Когда мы сели в джип и начали спускаться в долину, я спросил:
— Кто эта Клаудиа, молодой волк?
Достав из-под сиденья пару гранат и положив на колени автомат — этот участок дороги простреливается особенно часто,
— Омар, напряженно всматриваясь в окружавшие нас заросли, рассеянно ответил:
— Это женщина, которую я любил... Мы вместе воевали в горах.
— Гата знает об этом?
— Конечно. Если спустимся в Матагальпу и нас не перестреляют, я дам тебе почитать главу из новой книги, она так и называется: «Клаудиа». Нас не перестреляли, ночью мы вернулись в Манагуа, заехали к Омару, он перерыл письменный стол, долго чертыхался: «Где эта дерьмовая глава, надо же быть таким идиотом, чтобы писать в одном экземпляре, разгильдяй, жаль, если потерял, заново не напишу». Он нашел ее совершенно случайно на кухне — в которой уже раз правил страницы за утренним кофе, положил на рукопись книгу, поди найди...
Мы вернулись в наш маленький домик, выпили по стакану ледяной воды, художница разложила на кафельном полу свои портреты, а я отправился переводить главу из новой книги Кабесаса...
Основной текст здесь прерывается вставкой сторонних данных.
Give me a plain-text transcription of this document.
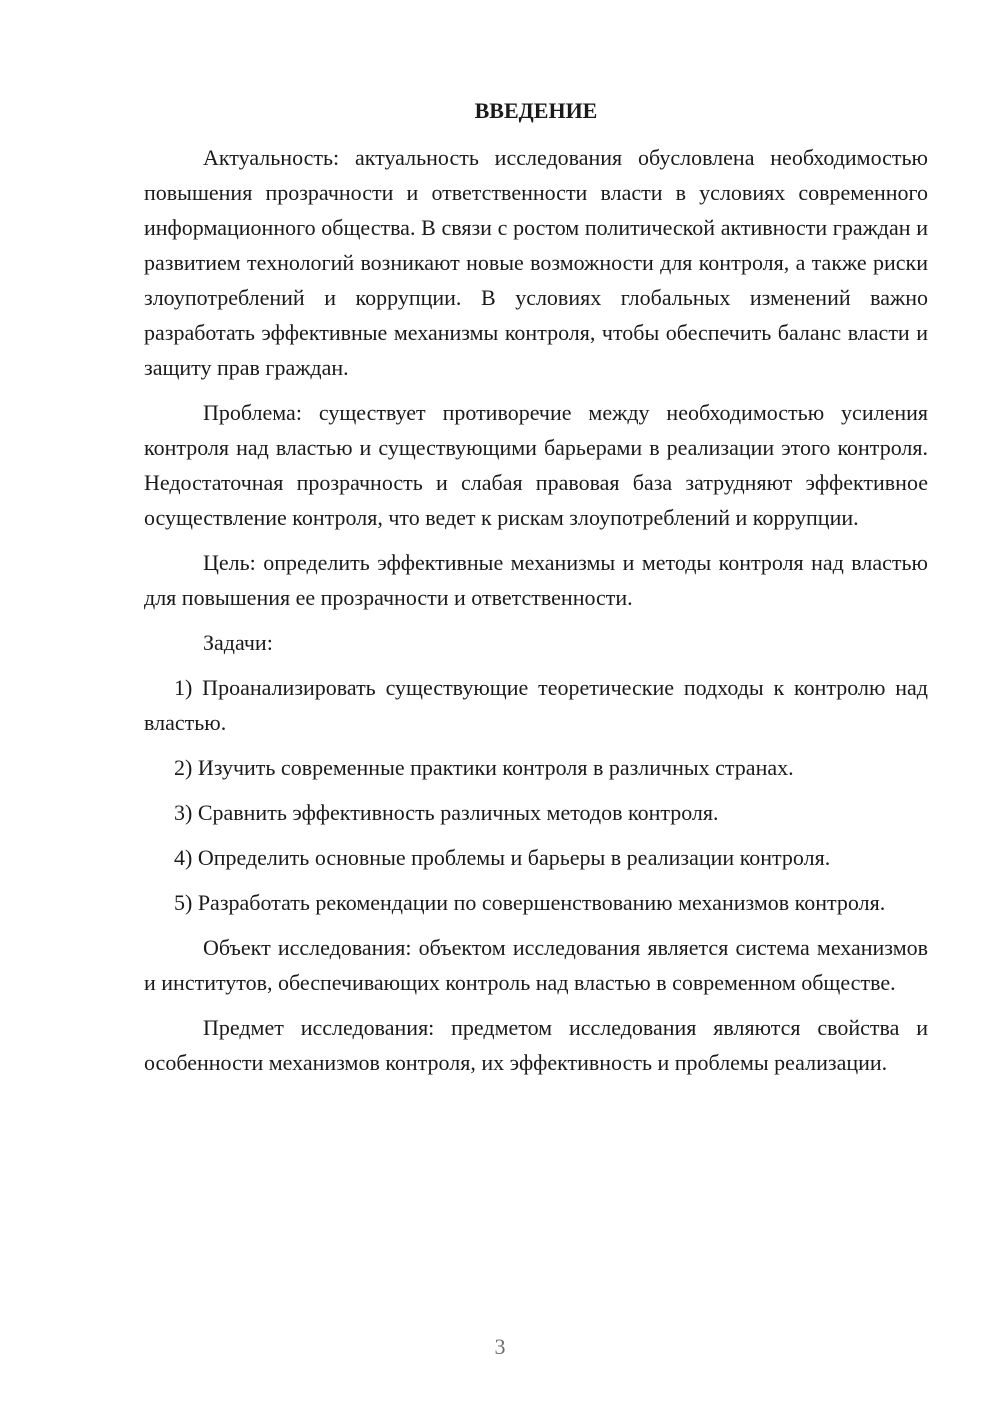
ВВЕДЕНИЕ

Актуальность: актуальность исследования обусловлена необходимостью повышения прозрачности и ответственности власти в условиях современного информационного общества. В связи с ростом политической активности граждан и развитием технологий возникают новые возможности для контроля, а также риски злоупотреблений и коррупции. В условиях глобальных изменений важно разработать эффективные механизмы контроля, чтобы обеспечить баланс власти и защиту прав граждан.

Проблема: существует противоречие между необходимостью усиления контроля над властью и существующими барьерами в реализации этого контроля. Недостаточная прозрачность и слабая правовая база затрудняют эффективное осуществление контроля, что ведет к рискам злоупотреблений и коррупции.

Цель: определить эффективные механизмы и методы контроля над властью для повышения ее прозрачности и ответственности.

Задачи:

1) Проанализировать существующие теоретические подходы к контролю над властью.

2) Изучить современные практики контроля в различных странах.

3) Сравнить эффективность различных методов контроля.

4) Определить основные проблемы и барьеры в реализации контроля.

5) Разработать рекомендации по совершенствованию механизмов контроля.

Объект исследования: объектом исследования является система механизмов и институтов, обеспечивающих контроль над властью в современном обществе.

Предмет исследования: предметом исследования являются свойства и особенности механизмов контроля, их эффективность и проблемы реализации.

3
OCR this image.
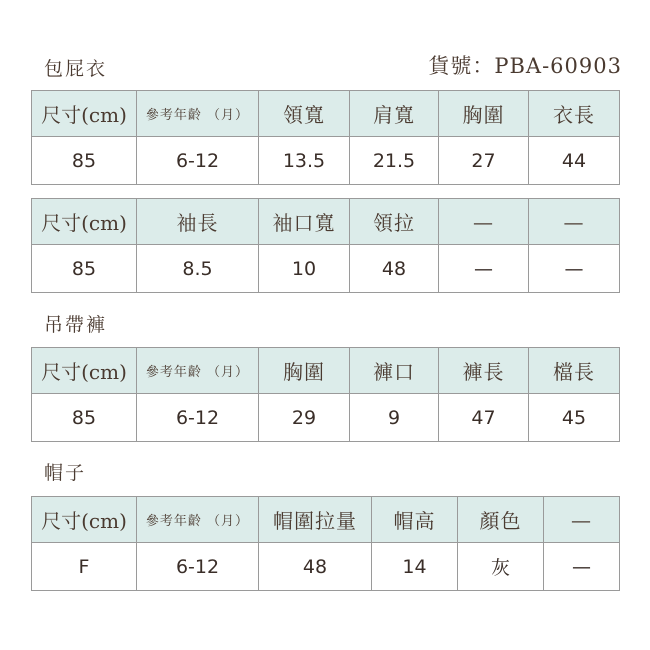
包屁衣	貨號：PBA-60903
尺寸(cm)	參考年齡 （月）	領寬	肩寬	胸圍	衣長
85	6-12	13.5	21.5	27	44
尺寸(cm)	袖長	袖口寬	領拉	—	—
85	8.5	10	48	—	—
吊帶褲
尺寸(cm)	參考年齡 （月）	胸圍	褲口	褲長	檔長
85	6-12	29	9	47	45
帽子
尺寸(cm)	參考年齡 （月）	帽圍拉量	帽高	顏色	—
F	6-12	48	14	灰	—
«После того как я получил письмо, в котором Клаудиа писала, что она полюбила другого, тоже партизана, мне казалось, что я умру. Прямо на месте. Сразу. Но я должен был воевать и, наверное, поэтому не умер. И очень испугался, когда получил ее второе письмо.
Я очень испугался, потому что это было так трудно — сказать себе: «Все, забудь ее, Клаудии больше нет, она с другим, ты должен делать свою работу так, как делал ее раньше, когда она воевала в моем отряде и была рядом, даже если ее рядом не было».
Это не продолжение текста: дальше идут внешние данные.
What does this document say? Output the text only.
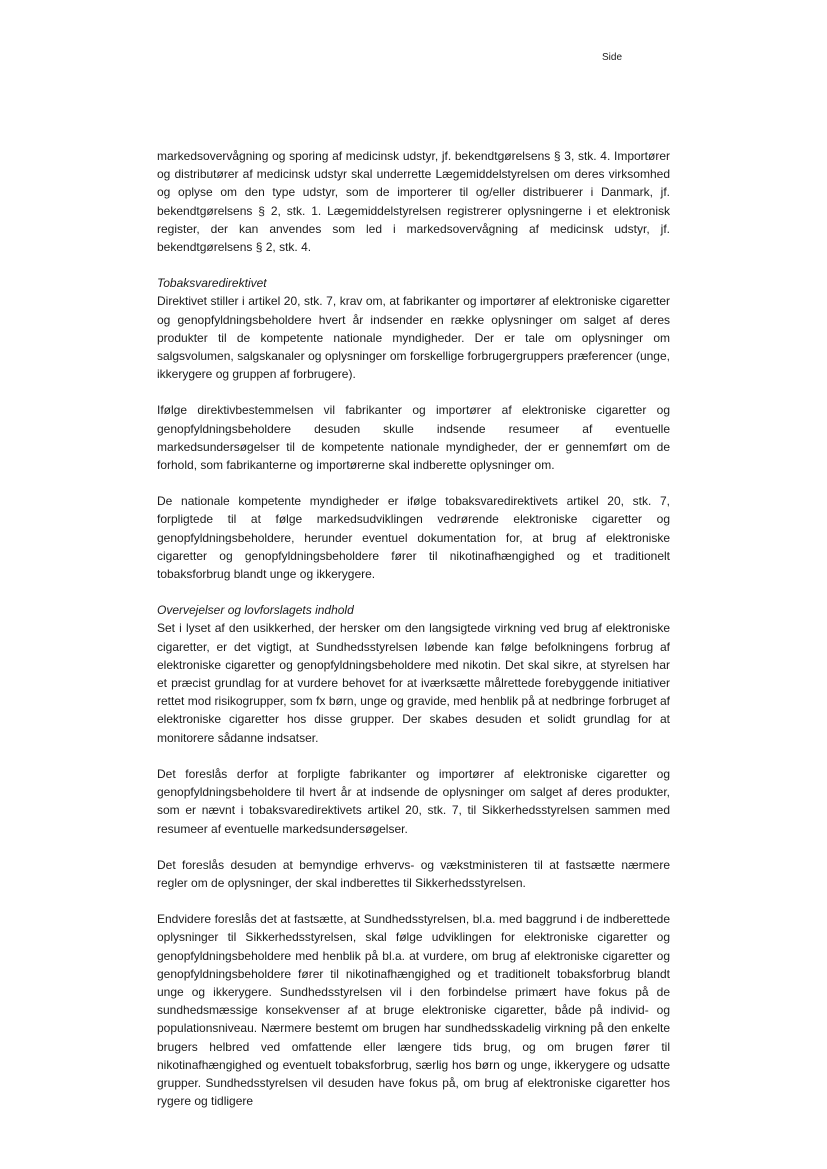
Side

markedsovervågning og sporing af medicinsk udstyr, jf. bekendtgørelsens § 3, stk. 4. Importører og distributører af medicinsk udstyr skal underrette Lægemiddelstyrelsen om deres virksomhed og oplyse om den type udstyr, som de importerer til og/eller distribuerer i Danmark, jf. bekendtgørelsens § 2, stk. 1. Lægemiddelstyrelsen registrerer oplysningerne i et elektronisk register, der kan anvendes som led i markedsovervågning af medicinsk udstyr, jf. bekendtgørelsens § 2, stk. 4.

Tobaksvaredirektivet

Direktivet stiller i artikel 20, stk. 7, krav om, at fabrikanter og importører af elektroniske cigaretter og genopfyldningsbeholdere hvert år indsender en række oplysninger om salget af deres produkter til de kompetente nationale myndigheder. Der er tale om oplysninger om salgsvolumen, salgskanaler og oplysninger om forskellige forbrugergruppers præferencer (unge, ikkerygere og gruppen af forbrugere).

Ifølge direktivbestemmelsen vil fabrikanter og importører af elektroniske cigaretter og genopfyldningsbeholdere desuden skulle indsende resumeer af eventuelle markedsundersøgelser til de kompetente nationale myndigheder, der er gennemført om de forhold, som fabrikanterne og importørerne skal indberette oplysninger om.

De nationale kompetente myndigheder er ifølge tobaksvaredirektivets artikel 20, stk. 7, forpligtede til at følge markedsudviklingen vedrørende elektroniske cigaretter og genopfyldningsbeholdere, herunder eventuel dokumentation for, at brug af elektroniske cigaretter og genopfyldningsbeholdere fører til nikotinafhængighed og et traditionelt tobaksforbrug blandt unge og ikkerygere.

Overvejelser og lovforslagets indhold

Set i lyset af den usikkerhed, der hersker om den langsigtede virkning ved brug af elektroniske cigaretter, er det vigtigt, at Sundhedsstyrelsen løbende kan følge befolkningens forbrug af elektroniske cigaretter og genopfyldningsbeholdere med nikotin. Det skal sikre, at styrelsen har et præcist grundlag for at vurdere behovet for at iværksætte målrettede forebyggende initiativer rettet mod risikogrupper, som fx børn, unge og gravide, med henblik på at nedbringe forbruget af elektroniske cigaretter hos disse grupper. Der skabes desuden et solidt grundlag for at monitorere sådanne indsatser.

Det foreslås derfor at forpligte fabrikanter og importører af elektroniske cigaretter og genopfyldningsbeholdere til hvert år at indsende de oplysninger om salget af deres produkter, som er nævnt i tobaksvaredirektivets artikel 20, stk. 7, til Sikkerhedsstyrelsen sammen med resumeer af eventuelle markedsundersøgelser.

Det foreslås desuden at bemyndige erhvervs- og vækstministeren til at fastsætte nærmere regler om de oplysninger, der skal indberettes til Sikkerhedsstyrelsen.

Endvidere foreslås det at fastsætte, at Sundhedsstyrelsen, bl.a. med baggrund i de indberettede oplysninger til Sikkerhedsstyrelsen, skal følge udviklingen for elektroniske cigaretter og genopfyldningsbeholdere med henblik på bl.a. at vurdere, om brug af elektroniske cigaretter og genopfyldningsbeholdere fører til nikotinafhængighed og et traditionelt tobaksforbrug blandt unge og ikkerygere. Sundhedsstyrelsen vil i den forbindelse primært have fokus på de sundhedsmæssige konsekvenser af at bruge elektroniske cigaretter, både på individ- og populationsniveau. Nærmere bestemt om brugen har sundhedsskadelig virkning på den enkelte brugers helbred ved omfattende eller længere tids brug, og om brugen fører til nikotinafhængighed og eventuelt tobaksforbrug, særlig hos børn og unge, ikkerygere og udsatte grupper. Sundhedsstyrelsen vil desuden have fokus på, om brug af elektroniske cigaretter hos rygere og tidligere
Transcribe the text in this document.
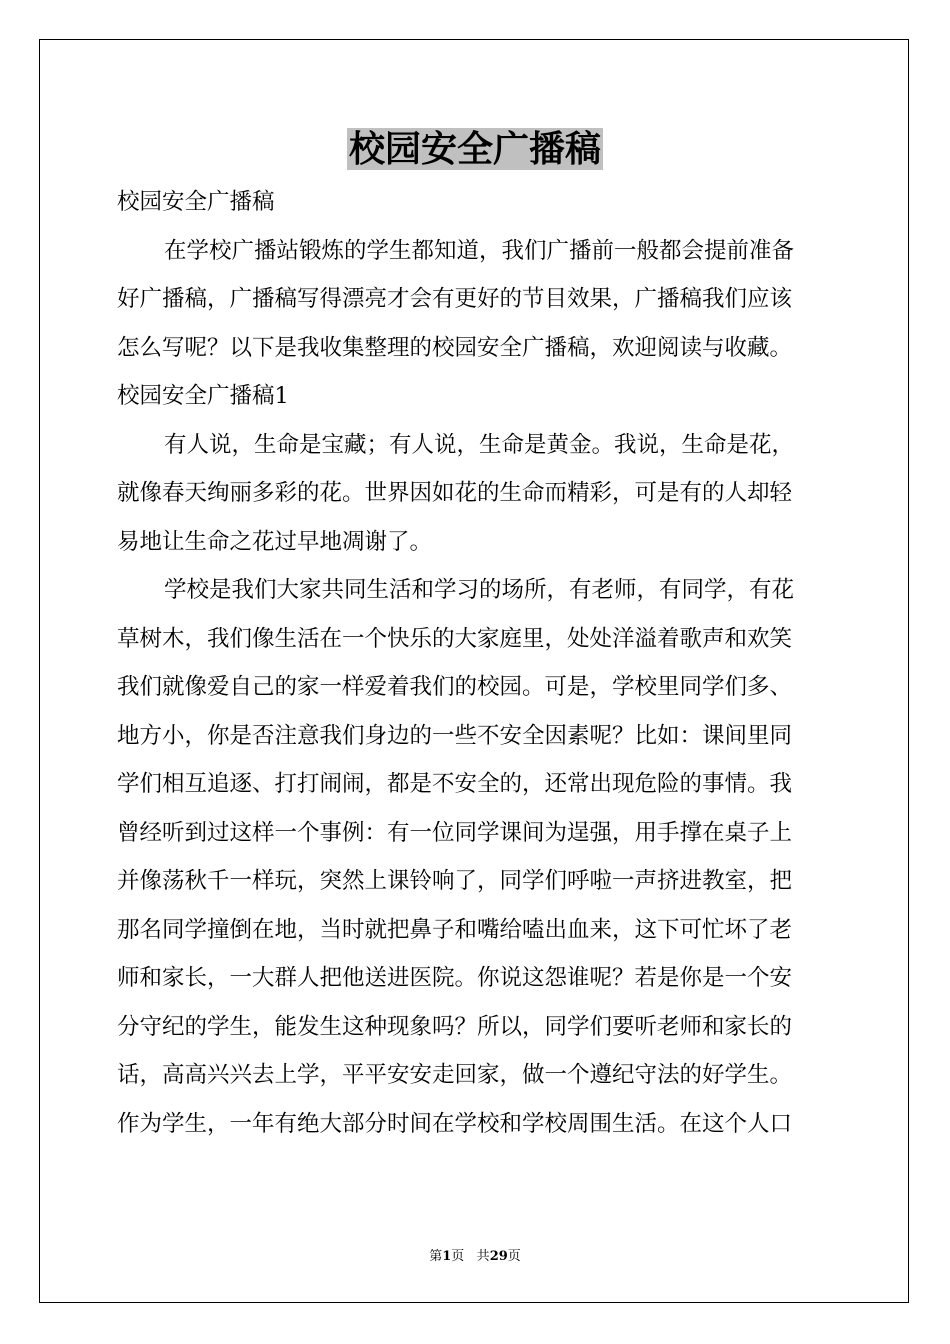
校园安全广播稿
校园安全广播稿
在学校广播站锻炼的学生都知道，我们广播前一般都会提前准备
好广播稿，广播稿写得漂亮才会有更好的节目效果，广播稿我们应该
怎么写呢？以下是我收集整理的校园安全广播稿，欢迎阅读与收藏。
校园安全广播稿1
有人说，生命是宝藏；有人说，生命是黄金。我说，生命是花，
就像春天绚丽多彩的花。世界因如花的生命而精彩，可是有的人却轻
易地让生命之花过早地凋谢了。
学校是我们大家共同生活和学习的场所，有老师，有同学，有花
草树木，我们像生活在一个快乐的大家庭里，处处洋溢着歌声和欢笑
我们就像爱自己的家一样爱着我们的校园。可是，学校里同学们多、
地方小，你是否注意我们身边的一些不安全因素呢？比如：课间里同
学们相互追逐、打打闹闹，都是不安全的，还常出现危险的事情。我
曾经听到过这样一个事例：有一位同学课间为逞强，用手撑在桌子上
并像荡秋千一样玩，突然上课铃响了，同学们呼啦一声挤进教室，把
那名同学撞倒在地，当时就把鼻子和嘴给嗑出血来，这下可忙坏了老
师和家长，一大群人把他送进医院。你说这怨谁呢？若是你是一个安
分守纪的学生，能发生这种现象吗？所以，同学们要听老师和家长的
话，高高兴兴去上学，平平安安走回家，做一个遵纪守法的好学生。
作为学生，一年有绝大部分时间在学校和学校周围生活。在这个人口
第1页 共29页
Я вскрыл длинный конверт, достал листок бумаги и прочитал ее письмо: «Прости меня, Омар; позволь мне вернуться; я любила и люблю только тебя; то, что было, — следствие обстоятельств; я рассталась с тем человеком...»
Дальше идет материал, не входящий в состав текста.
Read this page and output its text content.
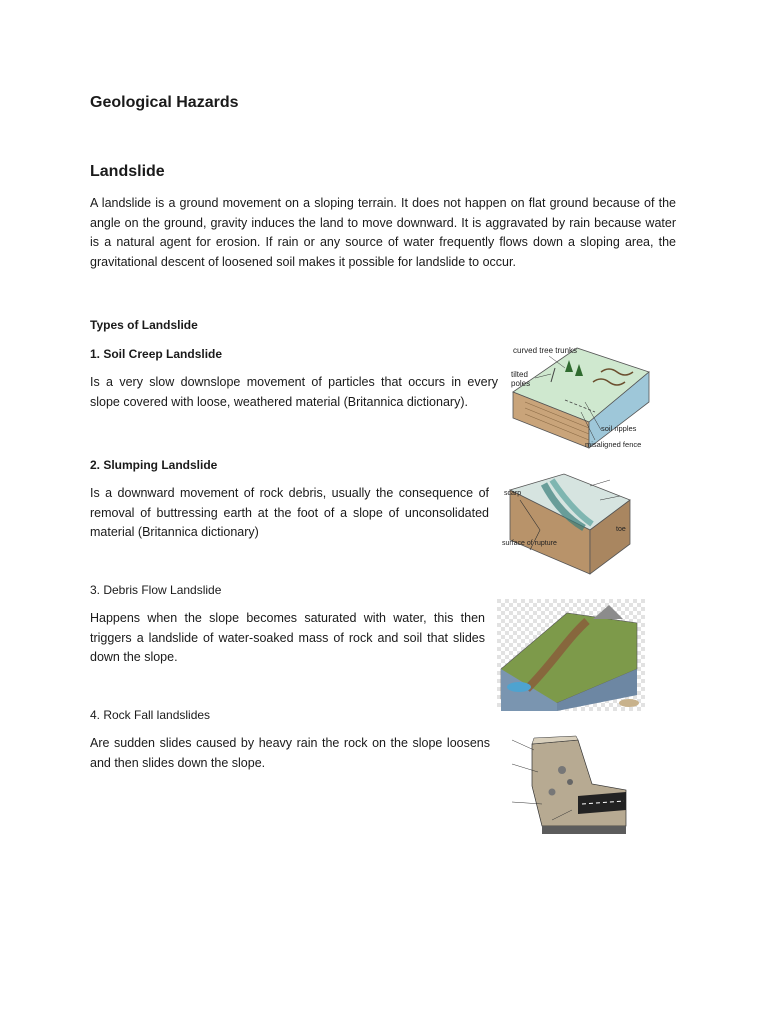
Geological Hazards
Landslide

A landslide is a ground movement on a sloping terrain. It does not happen on flat ground because of the angle on the ground, gravity induces the land to move downward. It is aggravated by rain because water is a natural agent for erosion. If rain or any source of water frequently flows down a sloping area, the gravitational descent of loosened soil makes it possible for landslide to occur.

Types of Landslide

1. Soil Creep Landslide

Is a very slow downslope movement of particles that occurs in every slope covered with loose, weathered material (Britannica dictionary).

curved tree trunks
tilted poles
soil ripples
misaligned fence

2. Slumping Landslide

Is a downward movement of rock debris, usually the consequence of removal of buttressing earth at the foot of a slope of unconsolidated material (Britannica dictionary)

scarp
surface of rupture
toe

3. Debris Flow Landslide

Happens when the slope becomes saturated with water, this then triggers a landslide of water-soaked mass of rock and soil that slides down the slope.

4. Rock Fall landslides

Are sudden slides caused by heavy rain the rock on the slope loosens and then slides down the slope.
Я спрятал письмо в пластиковый пакет, где хранил весточки от родных и друзей, чтобы они не промокли во время дождя, и спросил себя: «Ну и что же мне делать?»
Мужские
законы — не знаю, кем уж и когда сформулированные — понуждали меня ответить Клаудии, что прошлое вернуть невозможно. Разве можно вернуть улыбку? Или вчерашнее утро?Я был обязан ответить именно так, несмотря на то что любил ее, любил ее все то время, пока ее не было рядом; в глубине души я возликовал оттого, что она может вернуться; я убеждал себя, что мне совершенно безразлично, что она была с другим, хотя все эти месяцы боль в сердце была постоянной; я запрещал себе ответить ей согласием; я просто не имел права увидеть ее снова, потому что как только я ее увижу и она заговорит со мною, прошлое станет настоящим. Настоящим ли?
Если у мужчины есть жена и при этом другая женщина, то она, эта вторая, называется любимой. Если женщина замужем, но встречается с другим, он тоже любимый, кто же еще?! С самого раннего детства нам втолковывали: если мужчина знает, что у его жены есть любимый, и не бросает ее, не рвет с ней раз и навсегда, — значит, он презренный рогоносец.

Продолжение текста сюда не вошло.